Breathing

Breathing

Alice is 35, has experienced chronic illness and felt that she did not breathe well. Many years ago F.M. Alexander, known as “The Breathing Man”, made the intriguing comment that, “there is no such thing as breathing as such”. Alice had been maintaining her posture with a great deal of misplaced tension. This tension certainly “held her up” but at the cost of restriction to ease of movement and to freedom in the breathing. It was as if she was wearing a suit of muscular armour which kept her stiff and her breathing unresponsive and limited.

“If the framework is right and you don’t interfere, your breathing will always adapt itself to the needs of the activity you are performing” (Langford). Unfortunately, the “IF” is a major stumbling block, because of the vagaries and standard of one’s personal habits of use (misuse). To what extent do we habitually use ourselves poorly, without ever realizing it?

Alice has been having regular lessons, frequently at first, recently less so, now that she has learnt how to work on herself.

Gradually, paying attention to the Alexander triple bottom line of posture/breathing /movement, Alice has been able to recognize when she can reduce tension in her neck, shoulders and back.
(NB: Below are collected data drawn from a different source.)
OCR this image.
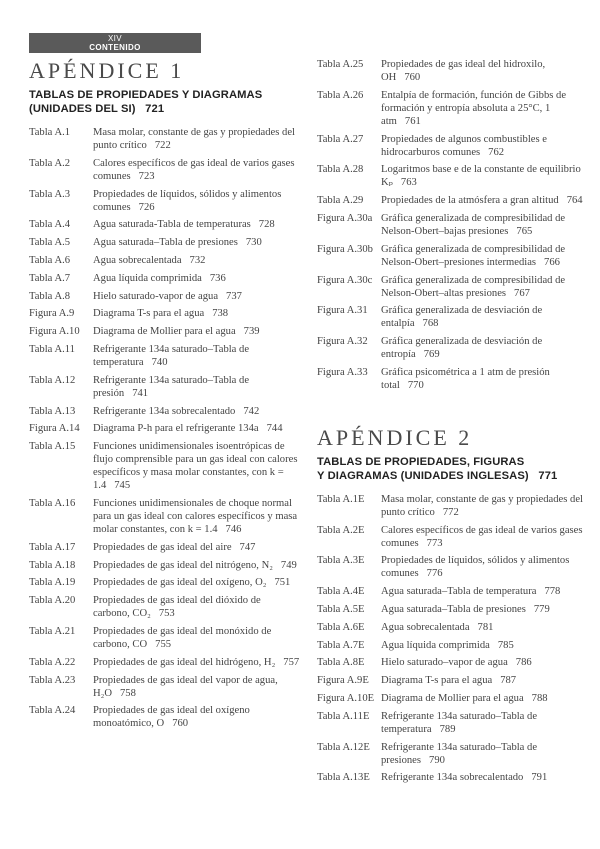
XIV
CONTENIDO
APÉNDICE 1
TABLAS DE PROPIEDADES Y DIAGRAMAS
(UNIDADES DEL SI) 721
Tabla A.1	Masa molar, constante de gas y propiedades del punto crítico 722
Tabla A.2	Calores específicos de gas ideal de varios gases comunes 723
Tabla A.3	Propiedades de líquidos, sólidos y alimentos comunes 726
Tabla A.4	Agua saturada-Tabla de temperaturas 728
Tabla A.5	Agua saturada–Tabla de presiones 730
Tabla A.6	Agua sobrecalentada 732
Tabla A.7	Agua líquida comprimida 736
Tabla A.8	Hielo saturado-vapor de agua 737
Figura A.9	Diagrama T-s para el agua 738
Figura A.10	Diagrama de Mollier para el agua 739
Tabla A.11	Refrigerante 134a saturado–Tabla de temperatura 740
Tabla A.12	Refrigerante 134a saturado–Tabla de presión 741
Tabla A.13	Refrigerante 134a sobrecalentado 742
Figura A.14	Diagrama P-h para el refrigerante 134a 744
Tabla A.15	Funciones unidimensionales isoentrópicas de flujo comprensible para un gas ideal con calores específicos y masa molar constantes, con k = 1.4 745
Tabla A.16	Funciones unidimensionales de choque normal para un gas ideal con calores específicos y masa molar constantes, con k = 1.4 746
Tabla A.17	Propiedades de gas ideal del aire 747
Tabla A.18	Propiedades de gas ideal del nitrógeno, N₂ 749
Tabla A.19	Propiedades de gas ideal del oxígeno, O₂ 751
Tabla A.20	Propiedades de gas ideal del dióxido de carbono, CO₂ 753
Tabla A.21	Propiedades de gas ideal del monóxido de carbono, CO 755
Tabla A.22	Propiedades de gas ideal del hidrógeno, H₂ 757
Tabla A.23	Propiedades de gas ideal del vapor de agua, H₂O 758
Tabla A.24	Propiedades de gas ideal del oxígeno monoatómico, O 760
Tabla A.25	Propiedades de gas ideal del hidroxilo, OH 760
Tabla A.26	Entalpía de formación, función de Gibbs de formación y entropía absoluta a 25°C, 1 atm 761
Tabla A.27	Propiedades de algunos combustibles e hidrocarburos comunes 762
Tabla A.28	Logaritmos base e de la constante de equilibrio Kₚ 763
Tabla A.29	Propiedades de la atmósfera a gran altitud 764
Figura A.30a Gráfica generalizada de compresibilidad de Nelson-Obert–bajas presiones 765
Figura A.30b Gráfica generalizada de compresibilidad de Nelson-Obert–presiones intermedias 766
Figura A.30c Gráfica generalizada de compresibilidad de Nelson-Obert–altas presiones 767
Figura A.31	Gráfica generalizada de desviación de entalpía 768
Figura A.32	Gráfica generalizada de desviación de entropía 769
Figura A.33	Gráfica psicométrica a 1 atm de presión total 770
APÉNDICE 2
TABLAS DE PROPIEDADES, FIGURAS
Y DIAGRAMAS (UNIDADES INGLESAS) 771
Tabla A.1E	Masa molar, constante de gas y propiedades del punto crítico 772
Tabla A.2E	Calores específicos de gas ideal de varios gases comunes 773
Tabla A.3E	Propiedades de líquidos, sólidos y alimentos comunes 776
Tabla A.4E	Agua saturada–Tabla de temperatura 778
Tabla A.5E	Agua saturada–Tabla de presiones 779
Tabla A.6E	Agua sobrecalentada 781
Tabla A.7E	Agua líquida comprimida 785
Tabla A.8E	Hielo saturado–vapor de agua 786
Figura A.9E	Diagrama T-s para el agua 787
Figura A.10E Diagrama de Mollier para el agua 788
Tabla A.11E	Refrigerante 134a saturado–Tabla de temperatura 789
Tabla A.12E	Refrigerante 134a saturado–Tabla de presiones 790
Tabla A.13E	Refrigerante 134a sobrecalentado 791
A state of less general tension has gradually supplanted her old habits and with it she has progressively made more elasticity available for her whole breathing function to work more freely and with more responsiveness. She also moves more freely and has more energy, since she is squandering less on continuous, unnecessary tension. As the “framework” has improved, so too has Alice’s breathing and issues to do with breathing have steadily receded.